Hi, Logan. Thanks for putting up this blog. I wanted to let you know that I was at the candlelight vigil outside Poudre Valley Hospital on October 9, 1998.

I wrote up an account which is here:

http://www.tchastings.com/matt_robinson_memories.html


Since then I have been to that hospital several times with my mother, as she is in failing health. I always think of your family when I am there.

In 2002 my daughter and I went to an anti-Fred-Phelps rally at the CSU football field. I thought it was going to be horrible, but it turned out to be inspiring to see what the local people did:

http://www.angelfire.com/my/zelime/godislove.html

I wrote a poem about that day that I'll put at the end of my post.

I have known Alfred, the poster above me, for many years on the messageboards. It was his post on the matthewsplace board that alerted me to your blog.

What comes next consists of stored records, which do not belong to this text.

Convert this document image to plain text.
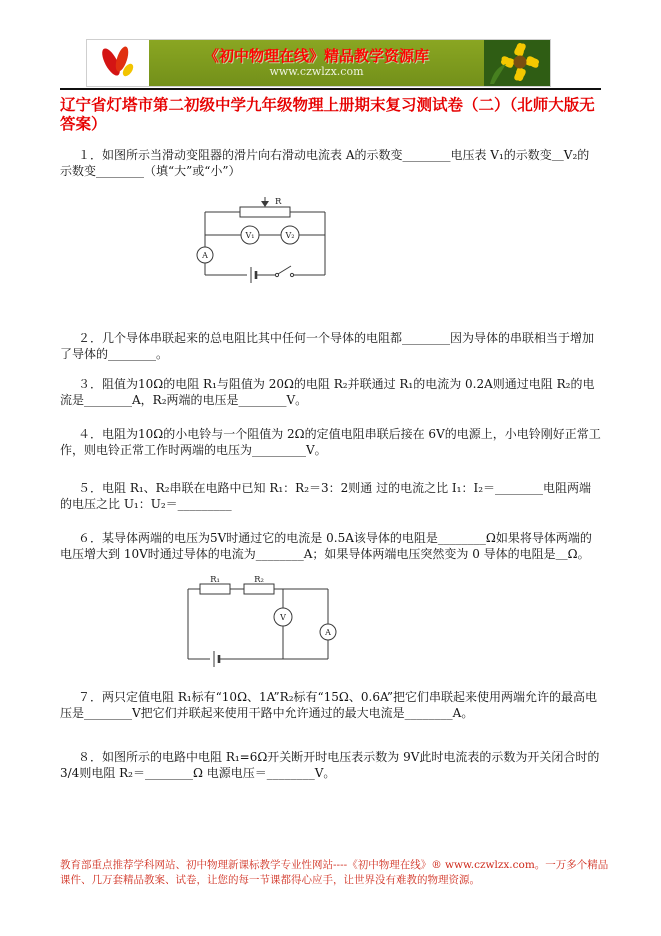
《初中物理在线》精品教学资源库
www.czwlzx.com

辽宁省灯塔市第二初级中学九年级物理上册期末复习测试卷（二）（北师大版无答案）

１．如图所示当滑动变阻器的滑片向右滑动电流表 A的示数变________电压表 V₁的示数变＿V₂的示数变________（填“大”或“小”）

R
V₁	V₂
A

２．几个导体串联起来的总电阻比其中任何一个导体的电阻都________因为导体的串联相当于增加了导体的________。

３．阻值为10Ω的电阻 R₁与阻值为 20Ω的电阻 R₂并联通过 R₁的电流为 0.2A则通过电阻 R₂的电流是________A，R₂两端的电压是________V。

４．电阻为10Ω的小电铃与一个阻值为 2Ω的定值电阻串联后接在 6V的电源上，小电铃刚好正常工作，则电铃正常工作时两端的电压为_________V。

５．电阻 R₁、R₂串联在电路中已知 R₁：R₂＝3：2则通 过的电流之比 I₁：I₂＝________电阻两端的电压之比 U₁：U₂＝_________

６．某导体两端的电压为5V时通过它的电流是 0.5A该导体的电阻是________Ω如果将导体两端的电压增大到 10V时通过导体的电流为________A；如果导体两端电压突然变为 0 导体的电阻是＿Ω。

R₁	R₂
V
A

７．两只定值电阻 R₁标有“10Ω、1A”R₂标有“15Ω、0.6A”把它们串联起来使用两端允许的最高电压是________V把它们并联起来使用干路中允许通过的最大电流是________A。

８．如图所示的电路中电阻 R₁=6Ω开关断开时电压表示数为 9V此时电流表的示数为开关闭合时的3/4则电阻 R₂＝________Ω 电源电压＝________V。

教育部重点推荐学科网站、初中物理新课标教学专业性网站----《初中物理在线》® www.czwlzx.com。一万多个精品课件、几万套精品教案、试卷，让您的每一节课都得心应手，让世界没有难教的物理资源。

I've struggled for years with the question of whether to identify myself as straight when I'm speaking out for gay rights. I don't as much as I used to, but when I write letters to the editor, I usually do, because I think it gives some weight to the cause to show that it's not just people speaking from self-interest. On the other hand, when I'm just hanging around at events like Freedom to Marry Day, I don't make any effort to identify myself as straight. Each of us in my household have rainbow bumper stickers on our cars. I think my husband mostly put his on because he likes rainbows ;-) My daughter identifies as bisexual, and her best friend is a young gay man. (Truth to tell, I've wondered most of my life whether I might be bisexual myself, but since I've never been intimate with anyone but my husband of 30 years, it's pretty hypothetical.)

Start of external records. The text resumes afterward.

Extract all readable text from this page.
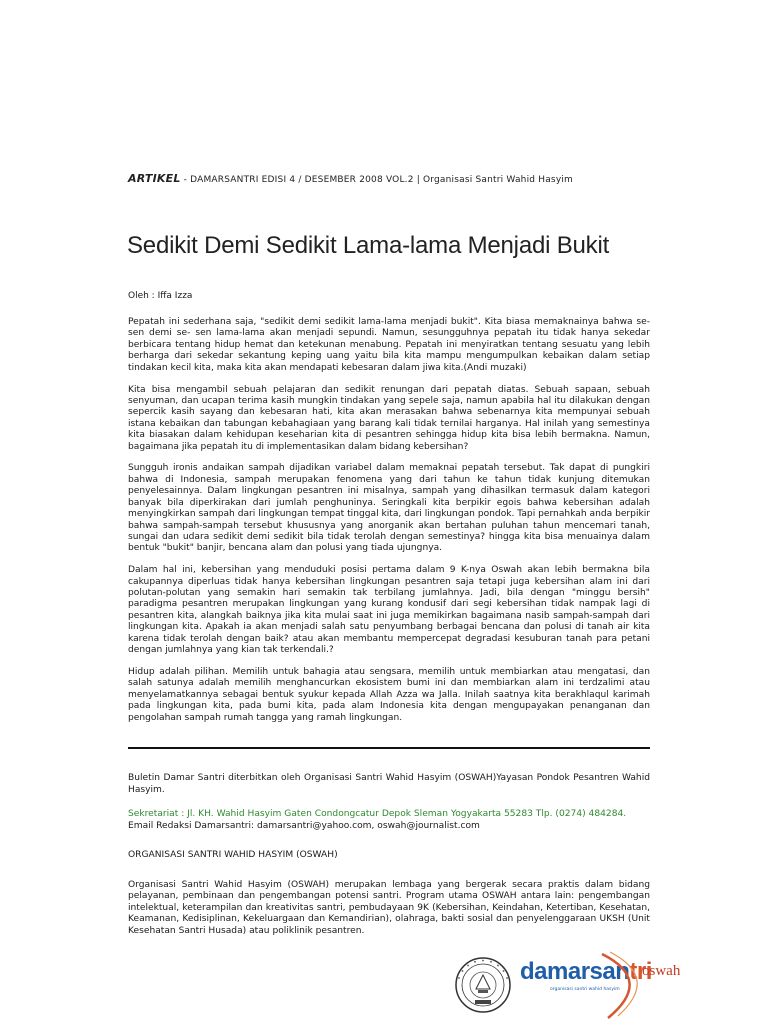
ARTIKEL - DAMARSANTRI EDISI 4 / DESEMBER 2008 VOL.2 | Organisasi Santri Wahid Hasyim
Sedikit Demi Sedikit Lama-lama Menjadi Bukit
Oleh : Iffa Izza

Pepatah ini sederhana saja, "sedikit demi sedikit lama-lama menjadi bukit". Kita biasa memaknainya bahwa se-sen demi se- sen lama-lama akan menjadi sepundi. Namun, sesungguhnya pepatah itu tidak hanya sekedar berbicara tentang hidup hemat dan ketekunan menabung. Pepatah ini menyiratkan tentang sesuatu yang lebih berharga dari sekedar sekantung keping uang yaitu bila kita mampu mengumpulkan kebaikan dalam setiap tindakan kecil kita, maka kita akan mendapati kebesaran dalam jiwa kita.(Andi muzaki)

Kita bisa mengambil sebuah pelajaran dan sedikit renungan dari pepatah diatas. Sebuah sapaan, sebuah senyuman, dan ucapan terima kasih mungkin tindakan yang sepele saja, namun apabila hal itu dilakukan dengan sepercik kasih sayang dan kebesaran hati, kita akan merasakan bahwa sebenarnya kita mempunyai sebuah istana kebaikan dan tabungan kebahagiaan yang barang kali tidak ternilai harganya. Hal inilah yang semestinya kita biasakan dalam kehidupan keseharian kita di pesantren sehingga hidup kita bisa lebih bermakna. Namun, bagaimana jika pepatah itu di implementasikan dalam bidang kebersihan?

Sungguh ironis andaikan sampah dijadikan variabel dalam memaknai pepatah tersebut. Tak dapat di pungkiri bahwa di Indonesia, sampah merupakan fenomena yang dari tahun ke tahun tidak kunjung ditemukan penyelesainnya. Dalam lingkungan pesantren ini misalnya, sampah yang dihasilkan termasuk dalam kategori banyak bila diperkirakan dari jumlah penghuninya. Seringkali kita berpikir egois bahwa kebersihan adalah menyingkirkan sampah dari lingkungan tempat tinggal kita, dari lingkungan pondok. Tapi pernahkah anda berpikir bahwa sampah-sampah tersebut khususnya yang anorganik akan bertahan puluhan tahun mencemari tanah, sungai dan udara sedikit demi sedikit bila tidak terolah dengan semestinya? hingga kita bisa menuainya dalam bentuk "bukit" banjir, bencana alam dan polusi yang tiada ujungnya.

Dalam hal ini, kebersihan yang menduduki posisi pertama dalam 9 K-nya Oswah akan lebih bermakna bila cakupannya diperluas tidak hanya kebersihan lingkungan pesantren saja tetapi juga kebersihan alam ini dari polutan-polutan yang semakin hari semakin tak terbilang jumlahnya. Jadi, bila dengan "minggu bersih" paradigma pesantren merupakan lingkungan yang kurang kondusif dari segi kebersihan tidak nampak lagi di pesantren kita, alangkah baiknya jika kita mulai saat ini juga memikirkan bagaimana nasib sampah-sampah dari lingkungan kita. Apakah ia akan menjadi salah satu penyumbang berbagai bencana dan polusi di tanah air kita karena tidak terolah dengan baik? atau akan membantu mempercepat degradasi kesuburan tanah para petani dengan jumlahnya yang kian tak terkendali.?

Hidup adalah pilihan. Memilih untuk bahagia atau sengsara, memilih untuk membiarkan atau mengatasi, dan salah satunya adalah memilih menghancurkan ekosistem bumi ini dan membiarkan alam ini terdzalimi atau menyelamatkannya sebagai bentuk syukur kepada Allah Azza wa Jalla. Inilah saatnya kita berakhlaqul karimah pada lingkungan kita, pada bumi kita, pada alam Indonesia kita dengan mengupayakan penanganan dan pengolahan sampah rumah tangga yang ramah lingkungan.

Buletin Damar Santri diterbitkan oleh Organisasi Santri Wahid Hasyim (OSWAH)Yayasan Pondok Pesantren Wahid Hasyim.

Sekretariat : Jl. KH. Wahid Hasyim Gaten Condongcatur Depok Sleman Yogyakarta 55283 Tlp. (0274) 484284.

Email Redaksi Damarsantri: damarsantri@yahoo.com, oswah@journalist.com

ORGANISASI SANTRI WAHID HASYIM (OSWAH)

Organisasi Santri Wahid Hasyim (OSWAH) merupakan lembaga yang bergerak secara praktis dalam bidang pelayanan, pembinaan dan pengembangan potensi santri. Program utama OSWAH antara lain: pengembangan intelektual, keterampilan dan kreativitas santri, pembudayaan 9K (Kebersihan, Keindahan, Ketertiban, Kesehatan, Keamanan, Kedisiplinan, Kekeluargaan dan Kemandirian), olahraga, bakti sosial dan penyelenggaraan UKSH (Unit Kesehatan Santri Husada) atau poliklinik pesantren.

damarsantri
organisasi santri wahid hasyim
oswah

Thanks again for your blog. Here's my poem about the anti-Phelps rally:

Report from the Battlefront

You stand huddled in the prison of your own making,
Fenced in by your terrible signs.
Who is this god you worship, who hates us all?
I think you misname him; he has another name.
You bring your own hell with you,
You wrap yourselves and your children in hellfire
And your signs dance like mocking demons in the wind.

Sickened, I turn my back on you,
And see an angel tall against the sky:
A banner of white and gold proclaiming
"God is Love!"
Rainbows billow around me,
Swirling in the fierce, clean wind
That blows like the breath of God.
Beneath the tall angels we mortals break bread,
Sharing donuts like a sweet communion,
Hugging and smiling, waving
At the passersby, who return our love.
I have turned my back on Hell
And have entered Heaven.

This is what happens when angels go to war:
A battle of the spirit, fought with words,
With banners streaming in the sun
And lighted candles shining in the dark.
I will pray for you to be released
From the Hell you have made.
I will pray that you enter Heaven
And know that God is love.

George said...

I am a gay man who has been with my partner for 28 years. The first gay murder that I can remember was of Paul Broussard on July 4th, 1991 just a couple of blocks from where I lived in the Montrose area of Houston, Texas. 1 of the 10 persons that committed the bashing which lead to his death said that they came in to the Montrose area to "bash queers". I was working a gay bar back then and I was actually kind of afraid to be out and about. We have come along way but not far enough. When I heard of the news of Matthew's beating and subsequent death, I seat down and cried because it is a sad thing when one cannot live their life the way the want without being in fear of their life. I am happy to see straight people come out for our rights as human beings but saddened when I see those who use the Bible to hurt another human being emotionally. I pray that someday, we will all live together in peace, mercy, and justice.